We've seen few below-average days this summer. We enjoyed a couple on the 4th and 5th last week. The days' averages were 1 degree below the long-term norms. But before that we have to go back to July 16 to find another "cooler-than-average" day. For the summer-to-date, since June 1, there have been just 13 days that ended cooler than the long-term averages. We've had just five since July 1.
By Thursday, though, forecasters see the BWI-Marshall Airport high as a mere 84 degrees. And readings should remain in the mid-80s at least through the weekend. The 30-year average high for this time of year in Baltimore is 86 degrees. The beach forecast for the latter half of the week through the weekend looks fabulous.
Any rain we get during the first half of the week will be a bonus.
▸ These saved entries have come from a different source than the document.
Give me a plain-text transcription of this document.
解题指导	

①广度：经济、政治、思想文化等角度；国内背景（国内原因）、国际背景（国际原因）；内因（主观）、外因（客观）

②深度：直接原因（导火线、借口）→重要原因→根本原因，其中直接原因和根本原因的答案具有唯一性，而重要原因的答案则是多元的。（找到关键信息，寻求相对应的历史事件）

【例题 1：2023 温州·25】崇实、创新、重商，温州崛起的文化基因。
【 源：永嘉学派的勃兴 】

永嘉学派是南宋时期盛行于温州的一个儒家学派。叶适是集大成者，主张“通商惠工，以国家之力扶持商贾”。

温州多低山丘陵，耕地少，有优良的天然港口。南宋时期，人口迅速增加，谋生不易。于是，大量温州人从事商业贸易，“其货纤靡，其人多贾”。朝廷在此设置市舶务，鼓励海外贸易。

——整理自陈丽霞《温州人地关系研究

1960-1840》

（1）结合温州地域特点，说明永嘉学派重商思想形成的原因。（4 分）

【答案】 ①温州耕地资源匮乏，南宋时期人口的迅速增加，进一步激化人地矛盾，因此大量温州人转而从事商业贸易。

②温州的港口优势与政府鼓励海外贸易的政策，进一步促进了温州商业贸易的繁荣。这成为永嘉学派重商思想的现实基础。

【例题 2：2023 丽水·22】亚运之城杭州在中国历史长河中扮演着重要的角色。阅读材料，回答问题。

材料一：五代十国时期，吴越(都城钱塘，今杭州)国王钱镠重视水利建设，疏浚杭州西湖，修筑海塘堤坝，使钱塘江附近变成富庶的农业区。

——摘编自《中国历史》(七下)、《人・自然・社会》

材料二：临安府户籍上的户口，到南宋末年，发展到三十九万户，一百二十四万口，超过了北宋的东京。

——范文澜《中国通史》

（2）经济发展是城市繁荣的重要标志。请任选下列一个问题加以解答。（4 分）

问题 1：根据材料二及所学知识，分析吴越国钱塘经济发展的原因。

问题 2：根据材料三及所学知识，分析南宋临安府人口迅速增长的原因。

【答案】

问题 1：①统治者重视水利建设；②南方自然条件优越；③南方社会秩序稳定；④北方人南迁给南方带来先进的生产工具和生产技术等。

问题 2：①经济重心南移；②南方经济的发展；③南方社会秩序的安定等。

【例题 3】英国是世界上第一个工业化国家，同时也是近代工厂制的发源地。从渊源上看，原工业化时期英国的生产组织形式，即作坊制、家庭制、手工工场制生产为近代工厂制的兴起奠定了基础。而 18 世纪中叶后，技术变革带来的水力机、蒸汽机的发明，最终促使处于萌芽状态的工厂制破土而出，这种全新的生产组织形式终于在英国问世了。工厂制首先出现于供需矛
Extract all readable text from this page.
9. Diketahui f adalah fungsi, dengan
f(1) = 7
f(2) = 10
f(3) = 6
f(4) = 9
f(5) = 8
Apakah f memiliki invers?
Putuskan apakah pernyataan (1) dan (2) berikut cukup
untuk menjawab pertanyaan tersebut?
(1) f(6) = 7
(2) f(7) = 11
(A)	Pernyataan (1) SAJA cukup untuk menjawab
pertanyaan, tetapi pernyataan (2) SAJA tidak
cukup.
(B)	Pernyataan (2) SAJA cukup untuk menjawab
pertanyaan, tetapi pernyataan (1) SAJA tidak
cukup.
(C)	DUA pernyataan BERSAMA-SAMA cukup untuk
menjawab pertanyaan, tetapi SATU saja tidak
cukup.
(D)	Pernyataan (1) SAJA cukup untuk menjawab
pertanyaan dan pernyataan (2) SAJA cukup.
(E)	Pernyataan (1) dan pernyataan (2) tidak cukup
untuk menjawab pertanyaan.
The showers and storms that moved through the region on Sunday were very spotty. We could hear some thunder from the WeatherDeck in Cockeysville, but we never saw a drop. On the other hand, Harford County and points south of Baltimore got a pretty good drink. Here are some totals from the CoCoRaHS Network:
Oxon Hill, PG Co.: 1.22 inches
North Laurel, Howard: 1.02 inches
Havre de Grace, Harford: 0.85 inch
Kingsville, Harford: 0.79 inch
Ellicott City, Howard: 0.49 inch
Baldwin, Baltimore Co.: 0.44 inch
Towson, Baltimore Co.: 0.15 inch
Pasadena, Arundel: 0.12 inch
And, if anybody's wondering, the tropics look quiet again. The National Hurricane Center last night issued its last advisory on the remnants of Tropical Storm Emily. The storm was located 295 miles south southeast of Cape Hatteras and 555 miles west of Bermuda, moving northeast at 17 mph with top sustained winds of just 30 mph.
There were no watches or warnings anywhere for Emily, and no other storms being monitored.